Genome-Wide Association Study of Gluteus Medius Muscle Size in a Crossbred Pig Population

Simple Summary

The gluteus medius muscle (GM) size in pigs affects hindlimb structure and meat yield, yet its genetic basis remains understudied. In this study, we analyzed 439 crossbred pigs to identify genetic variations associated with GM size (length, width, and area). We found these traits to be moderately heritable (with heritability ranging from 0.40 to 0.46) and identified four key genetic markers associated with the gluteus medius area (GMA). PDE4D was identified as a potential regulator of muscle development. These findings advance our understanding of pig muscle genetics.

Abstract

The size of the gluteus medius muscle (GM) in swine significantly impacts both hindlimb conformation and carcass yield, while little is known about the genetic architecture of this trait. This study aims to estimate genetic parameters and identify candidate genes associated with this trait through a genome-wide association study (GWAS). A total of 439 commercial crossbred pigs, possessing both Landrace and Yorkshire ancestry, were genotyped using the Porcine 50K chip. The length and width of the GM were directly measured, and the area was then calculated from these values. The heritabilities were estimated by HIBLUP (V1.5.0) software, and the GWAS was conducted employing the BLINK model implemented in GAPIT3. The heritability estimates for the length, width, and area of the GM were 0.43, 0.40, and 0.46, respectively. The GWAS identified four genome-wide significant SNPs (rs81381267, rs697734475, rs81298447, and rs81458910) associated with the gluteus medius muscle area. The PDE4D gene was identified as a promising candidate gene potentially involved in the regulation of gluteus medius muscle development. Our analysis revealed moderate heritability estimates for gluteus medius muscle size traits. These findings enhance our understanding of the genetic architecture underlying porcine muscle development.

1. Introduction

Pork constitutes a major portion of global meat consumption [1]. In response to increasing demand for animal protein [2], improving pork yield and meat quality has become a pivotal breeding goal for the pig industry [3]. The gluteus medius muscle (GM) is anatomically positioned in the proximal hindlimb region of swine and is one of the major muscles of the porcine hindlimb. The development of the gluteus medius plays a crucial role in determining the meat yield of the hindlimb and affects the quality by regulating the composition of muscle fiber types [4]. These physiological characteristics position the gluteus medius as a significant quality indicator in the processing of pork hams [5,6], thus enhancing the commercial value of the pig hindlimb. Consequently, the gluteus medius size exhibits both a direct impact on carcass yield and a significant correlation with the high-value cut percentage in swine.

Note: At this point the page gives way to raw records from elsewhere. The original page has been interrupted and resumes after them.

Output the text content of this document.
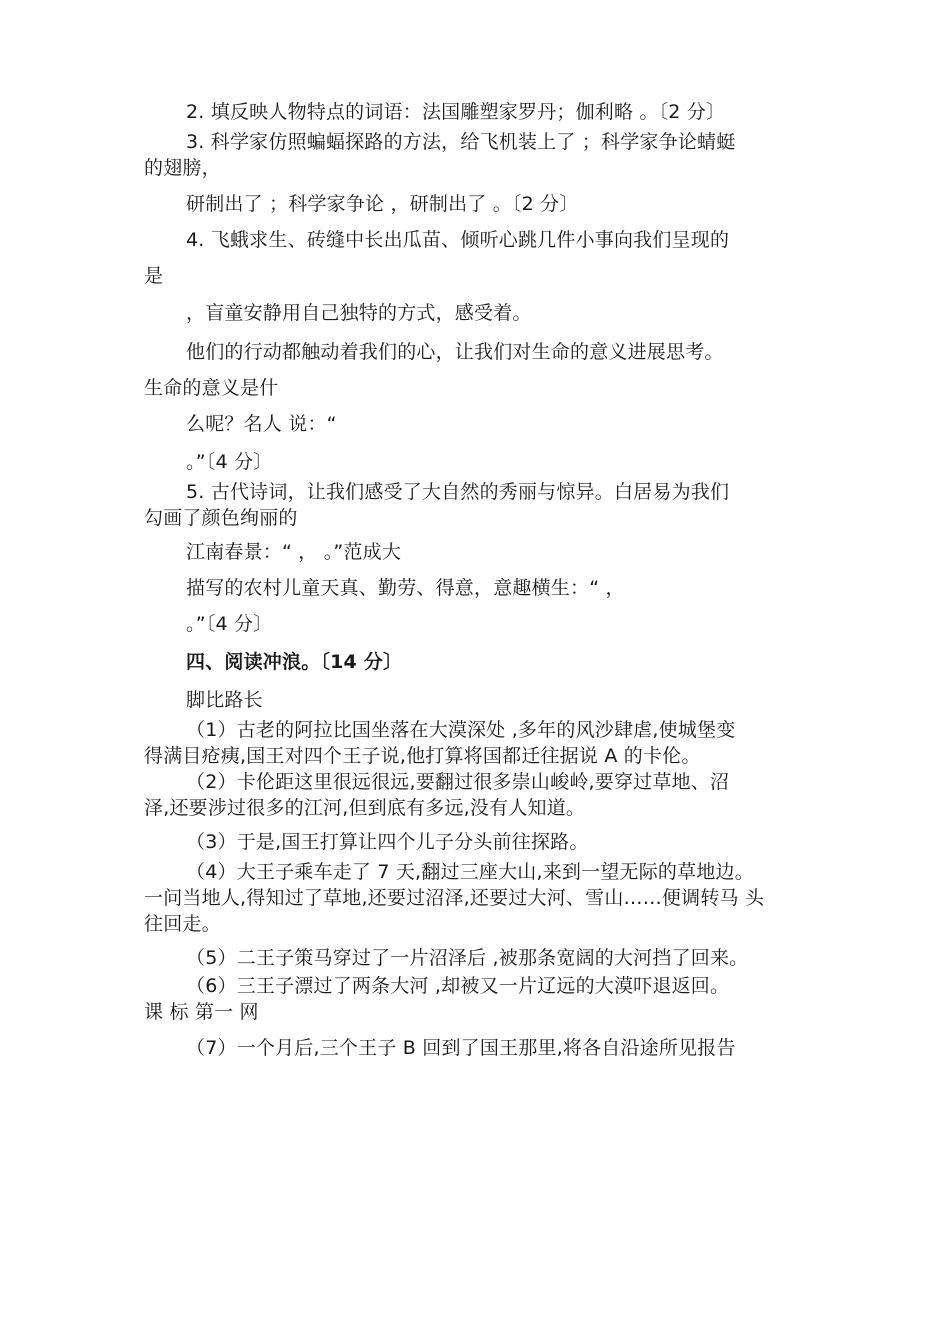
2. 填反映人物特点的词语：法国雕塑家罗丹；伽利略 。〔2 分〕
3. 科学家仿照蝙蝠探路的方法，给飞机装上了 ；科学家争论蜻蜓
的翅膀，
研制出了 ；科学家争论 ，研制出了 。〔2 分〕
4. 飞蛾求生、砖缝中长出瓜苗、倾听心跳几件小事向我们呈现的
是
，盲童安静用自己独特的方式，感受着。
他们的行动都触动着我们的心，让我们对生命的意义进展思考。
生命的意义是什
么呢？名人 说：“
。”〔4 分〕
5. 古代诗词，让我们感受了大自然的秀丽与惊异。白居易为我们
勾画了颜色绚丽的
江南春景：“ ， 。”范成大
描写的农村儿童天真、勤劳、得意，意趣横生：“ ，
。”〔4 分〕
四、阅读冲浪。〔14 分〕
脚比路长
（1）古老的阿拉比国坐落在大漠深处 ,多年的风沙肆虐,使城堡变
得满目疮痍,国王对四个王子说,他打算将国都迁往据说 A 的卡伦。
（2）卡伦距这里很远很远,要翻过很多崇山峻岭,要穿过草地、沼
泽,还要涉过很多的江河,但到底有多远,没有人知道。
（3）于是,国王打算让四个儿子分头前往探路。
（4）大王子乘车走了 7 天,翻过三座大山,来到一望无际的草地边。
一问当地人,得知过了草地,还要过沼泽,还要过大河、雪山……便调转马 头
往回走。
（5）二王子策马穿过了一片沼泽后 ,被那条宽阔的大河挡了回来。
（6）三王子漂过了两条大河 ,却被又一片辽远的大漠吓退返回。
课 标 第一 网
（7）一个月后,三个王子 B 回到了国王那里,将各自沿途所见报告
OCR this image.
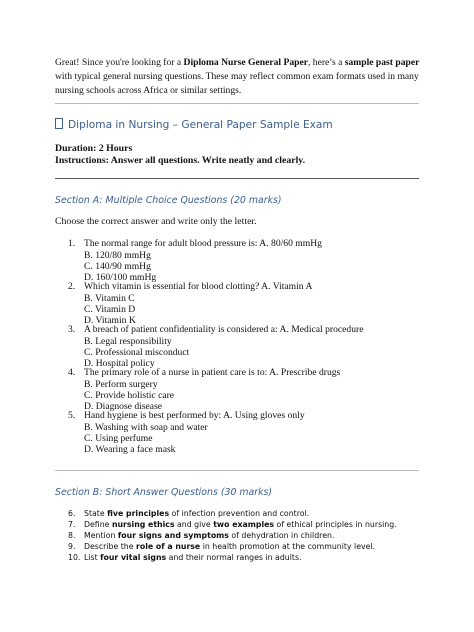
Great! Since you're looking for a Diploma Nurse General Paper, here’s a sample past paper with typical general nursing questions. These may reflect common exam formats used in many nursing schools across Africa or similar settings.
Diploma in Nursing – General Paper Sample Exam
Duration: 2 Hours
Instructions: Answer all questions. Write neatly and clearly.
Section A: Multiple Choice Questions (20 marks)
Choose the correct answer and write only the letter.
1. The normal range for adult blood pressure is: A. 80/60 mmHg
B. 120/80 mmHg
C. 140/90 mmHg
D. 160/100 mmHg
2. Which vitamin is essential for blood clotting? A. Vitamin A
B. Vitamin C
C. Vitamin D
D. Vitamin K
3. A breach of patient confidentiality is considered a: A. Medical procedure
B. Legal responsibility
C. Professional misconduct
D. Hospital policy
4. The primary role of a nurse in patient care is to: A. Prescribe drugs
B. Perform surgery
C. Provide holistic care
D. Diagnose disease
5. Hand hygiene is best performed by: A. Using gloves only
B. Washing with soap and water
C. Using perfume
D. Wearing a face mask
Section B: Short Answer Questions (30 marks)
6. State five principles of infection prevention and control.
7. Define nursing ethics and give two examples of ethical principles in nursing.
8. Mention four signs and symptoms of dehydration in children.
9. Describe the role of a nurse in health promotion at the community level.
10. List four vital signs and their normal ranges in adults.
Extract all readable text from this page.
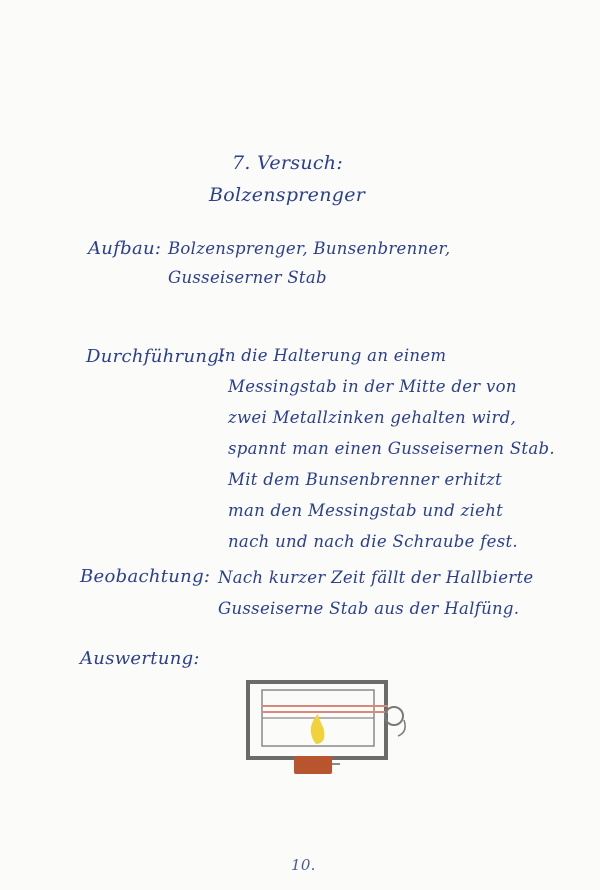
7. Versuch:
Bolzensprenger
Aufbau: Bolzensprenger, Bunsenbrenner,
Gusseiserner Stab
Durchführung:
In die Halterung an einem
Messingstab in der Mitte der von
zwei Metallzinken gehalten wird,
spannt man einen Gusseisernen Stab.
Mit dem Bunsenbrenner erhitzt
man den Messingstab und zieht
nach und nach die Schraube fest.
Beobachtung: Nach kurzer Zeit fällt der Hallbierte
Gusseiserne Stab aus der Halfüng.
Auswertung:
10.
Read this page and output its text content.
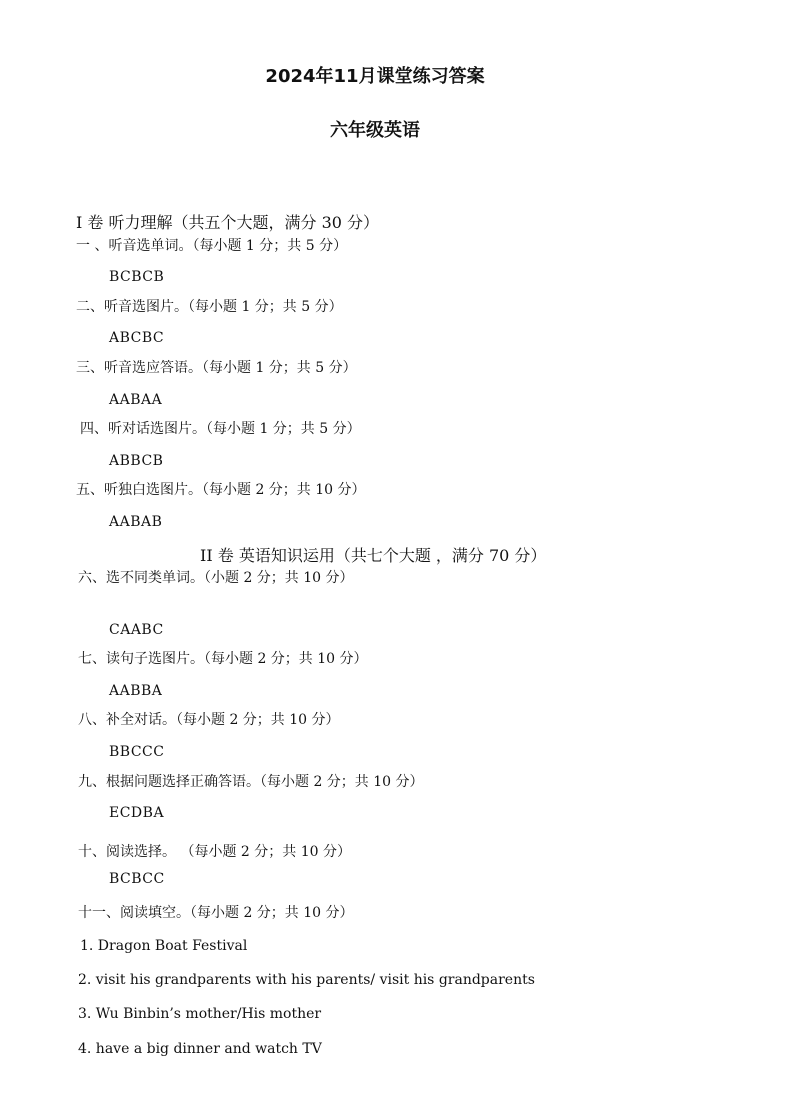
2024年11月课堂练习答案
六年级英语
I 卷 听力理解（共五个大题，满分 30 分）
一 、听音选单词。（每小题 1 分；共 5 分）
BCBCB
二、听音选图片。（每小题 1 分；共 5 分）
ABCBC
三、听音选应答语。（每小题 1 分；共 5 分）
AABAA
四、听对话选图片。（每小题 1 分；共 5 分）
ABBCB
五、听独白选图片。（每小题 2 分；共 10 分）
AABAB
II 卷 英语知识运用（共七个大题 ，满分 70 分）
六、选不同类单词。（小题 2 分；共 10 分）
CAABC
七、读句子选图片。（每小题 2 分；共 10 分）
AABBA
八、补全对话。（每小题 2 分；共 10 分）
BBCCC
九、根据问题选择正确答语。（每小题 2 分；共 10 分）
ECDBA
十、阅读选择。 （每小题 2 分；共 10 分）
BCBCC
十一、阅读填空。（每小题 2 分；共 10 分）
1. Dragon Boat Festival
2. visit his grandparents with his parents/ visit his grandparents
3. Wu Binbin’s mother/His mother
4. have a big dinner and watch TV
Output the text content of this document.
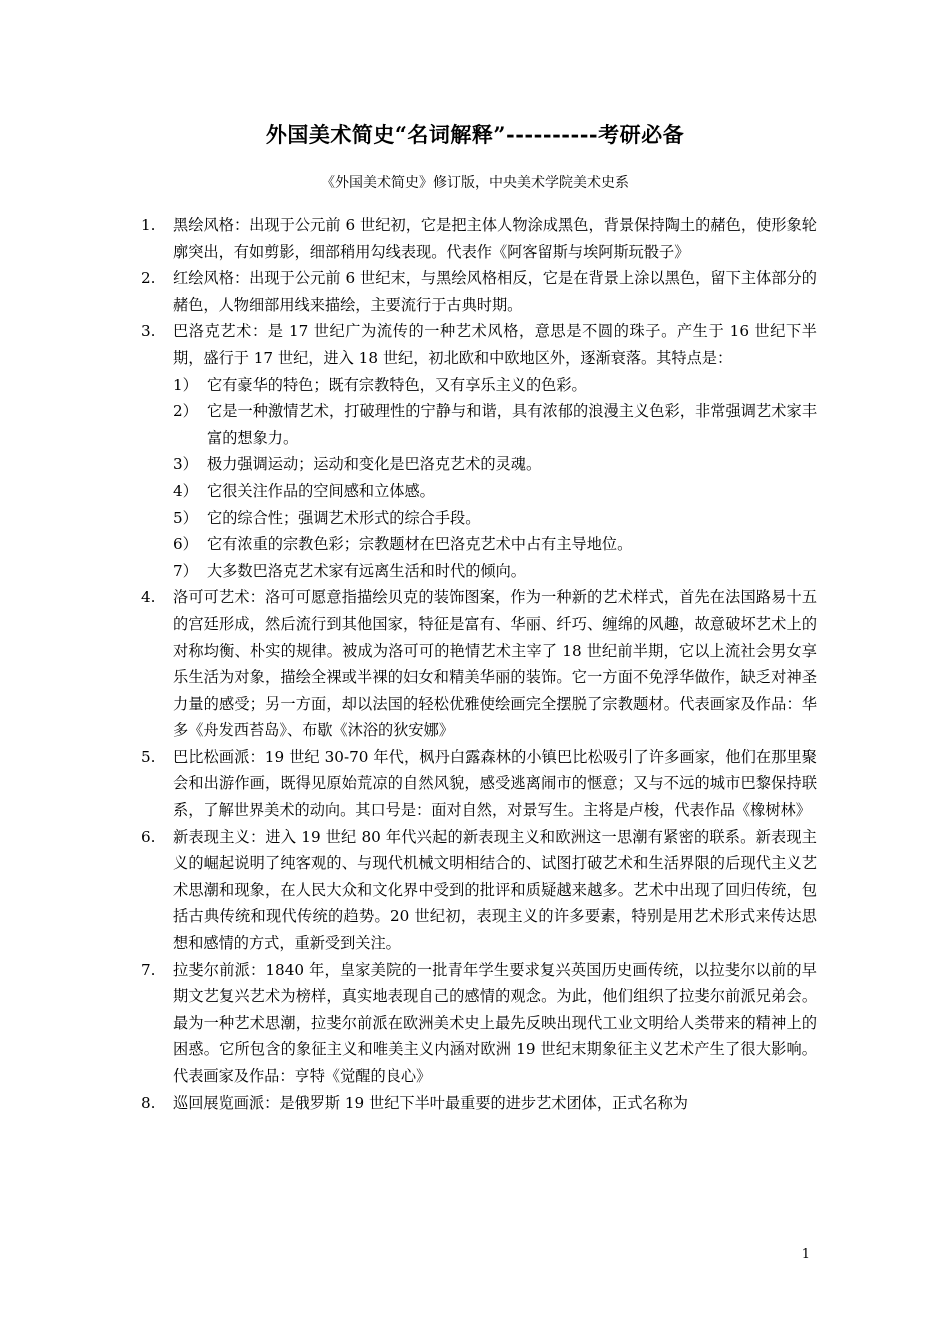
外国美术简史“名词解释”----------考研必备
《外国美术简史》修订版，中央美术学院美术史系
1.	黑绘风格：出现于公元前 6 世纪初，它是把主体人物涂成黑色，背景保持陶土的赭色，使形象轮廓突出，有如剪影，细部稍用勾线表现。代表作《阿客留斯与埃阿斯玩骰子》
2.	红绘风格：出现于公元前 6 世纪末，与黑绘风格相反，它是在背景上涂以黑色，留下主体部分的赭色，人物细部用线来描绘，主要流行于古典时期。
3.	巴洛克艺术：是 17 世纪广为流传的一种艺术风格，意思是不圆的珠子。产生于 16 世纪下半期，盛行于 17 世纪，进入 18 世纪，初北欧和中欧地区外，逐渐衰落。其特点是：
1） 它有豪华的特色；既有宗教特色，又有享乐主义的色彩。
2） 它是一种激情艺术，打破理性的宁静与和谐，具有浓郁的浪漫主义色彩，非常强调艺术家丰富的想象力。
3） 极力强调运动；运动和变化是巴洛克艺术的灵魂。
4） 它很关注作品的空间感和立体感。
5） 它的综合性；强调艺术形式的综合手段。
6） 它有浓重的宗教色彩；宗教题材在巴洛克艺术中占有主导地位。
7） 大多数巴洛克艺术家有远离生活和时代的倾向。
4.	洛可可艺术：洛可可愿意指描绘贝克的装饰图案，作为一种新的艺术样式，首先在法国路易十五的宫廷形成，然后流行到其他国家，特征是富有、华丽、纤巧、缠绵的风趣，故意破坏艺术上的对称均衡、朴实的规律。被成为洛可可的艳情艺术主宰了 18 世纪前半期，它以上流社会男女享乐生活为对象，描绘全裸或半裸的妇女和精美华丽的装饰。它一方面不免浮华做作，缺乏对神圣力量的感受；另一方面，却以法国的轻松优雅使绘画完全摆脱了宗教题材。代表画家及作品：华多《舟发西苔岛》、布歇《沐浴的狄安娜》
5.	巴比松画派：19 世纪 30-70 年代，枫丹白露森林的小镇巴比松吸引了许多画家，他们在那里聚会和出游作画，既得见原始荒凉的自然风貌，感受逃离闹市的惬意；又与不远的城市巴黎保持联系，了解世界美术的动向。其口号是：面对自然，对景写生。主将是卢梭，代表作品《橡树林》
6.	新表现主义：进入 19 世纪 80 年代兴起的新表现主义和欧洲这一思潮有紧密的联系。新表现主义的崛起说明了纯客观的、与现代机械文明相结合的、试图打破艺术和生活界限的后现代主义艺术思潮和现象，在人民大众和文化界中受到的批评和质疑越来越多。艺术中出现了回归传统，包括古典传统和现代传统的趋势。20 世纪初，表现主义的许多要素，特别是用艺术形式来传达思想和感情的方式，重新受到关注。
7.	拉斐尔前派：1840 年，皇家美院的一批青年学生要求复兴英国历史画传统，以拉斐尔以前的早期文艺复兴艺术为榜样，真实地表现自己的感情的观念。为此，他们组织了拉斐尔前派兄弟会。最为一种艺术思潮，拉斐尔前派在欧洲美术史上最先反映出现代工业文明给人类带来的精神上的困惑。它所包含的象征主义和唯美主义内涵对欧洲 19 世纪末期象征主义艺术产生了很大影响。代表画家及作品：亨特《觉醒的良心》
8.	巡回展览画派：是俄罗斯 19 世纪下半叶最重要的进步艺术团体，正式名称为
1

Genome-wide association studies (GWAS) have emerged as a powerful strategy for elucidating the genetic basis underlying complex traits [7,8]. Currently, although an increasing number of GWAS have examined carcass quality traits, the predominant focus has remained on readily quantifiable phenotypic measures, including backfat thickness (BFT) and loin muscle area (LMA). For example, Yang et al. [9] identified the DOCK7 gene associated with body weight and BFT utilizing GWAS in 1200 Landrace and Yorkshire pigs, and Zhuang et al. [10] localized multiple quantitative trait loci (QTLs) and genes affecting LMA and lumbar muscle depth (LMD) through GWAS in 6043 Duroc pigs. Despite these advances, the analysis of the genetic basis of deeper muscular structures such as gluteus medius is still significantly deficient. Currently, the pig QTL database (https://www.animalgenome.org/cgi-bin/QTLdb/SS/index, accessed on 26 April 2025) catalogs 3,977 gluteus medius-associated QTLs, mainly based on fat content measurements. Notably, significant gaps persist in elucidating the genetic determinants underlying gluteus medius developmental characteristics, such as gluteus medius cross-sectional area (GMA). Given the gluteus medius’s contribution to both carcass leanness and meat quality, this gap impedes our comprehensive understanding of porcine carcass quality assessment.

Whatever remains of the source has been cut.